Educational level differences in the primary and secondary prevention of stroke

China bears the largest stroke burden of any country (Wu et al., 2019). According to the Global Burden of Disease statistics estimates, there were 3.94 million new cases of stroke in China in 2019, and the age-standardized prevalence of stroke increased by 13.2% from 1990 to 2019. (Ma et al., 2021) Although age-standardized morbidity and mortality rates decreased over the same period, the absolute numbers and crude rate of stroke burden still increased from 1990 to 2019. Effective prevention remains the best way of reducing the burden of stroke (Feigin et al., 2016; Pandian et al., 2018): primary prevention can greatly reduce the risk of stroke (Larsson et al., 2015), and secondary prevention can reduce the risk of recurrent stroke by up to 80% (Diener and Hankey, 2020). However, stroke is the second leading cause of death among 32 diseases and conditions (Lancet, 2018), and the burden of stroke are expected to increase steadily with population ageing in China (Feigin et al., 2015), Stroke prevention and control remain daunting tasks in China.
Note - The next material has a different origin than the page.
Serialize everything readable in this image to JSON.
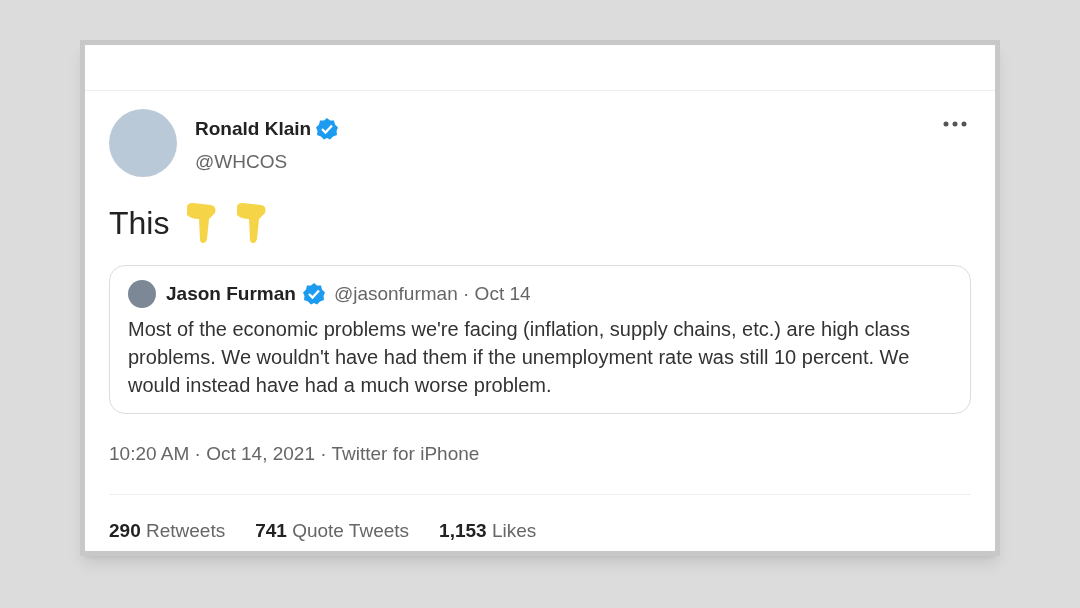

A person's health status has been suggested to be related to their education level. The knowledge, attitude, and practices model considers that knowledge is the basis for behavioural change, and only when people acquire knowledge and gradually form beliefs can they adopt positive attitudes and change their behaviors (Haron et al., 2020). Studies have revealed educational inequalities in the control of risk factors for cardiovascular disease, such as blood pressure (BP) (Ose et al., 2014), smoking (Veronesi et al., 2017), drinking (Oshio and Kan, 2019), and the body mass index (BMI) (Bruthans et al., 2016). For example, education is the most important factor in controlling BP and diabetes (Liu et al., 2011). However, educational level differences in the primary and secondary prevention of stroke have not been studied in China.

Herein, we estimated educational level differences in the primary and secondary prevention of stroke using data from the China Kadoorie Biobank (CKB) survey. The CKB survey was a nationally representative large prospective cohort study with a large sample size, geographic diversity, highly complete data collection, and stringent follow-up systems. Understanding educational differences in the primary and secondary prevention of stroke will be helpful in providing a reference for the improvement of stroke prevention strategies in China.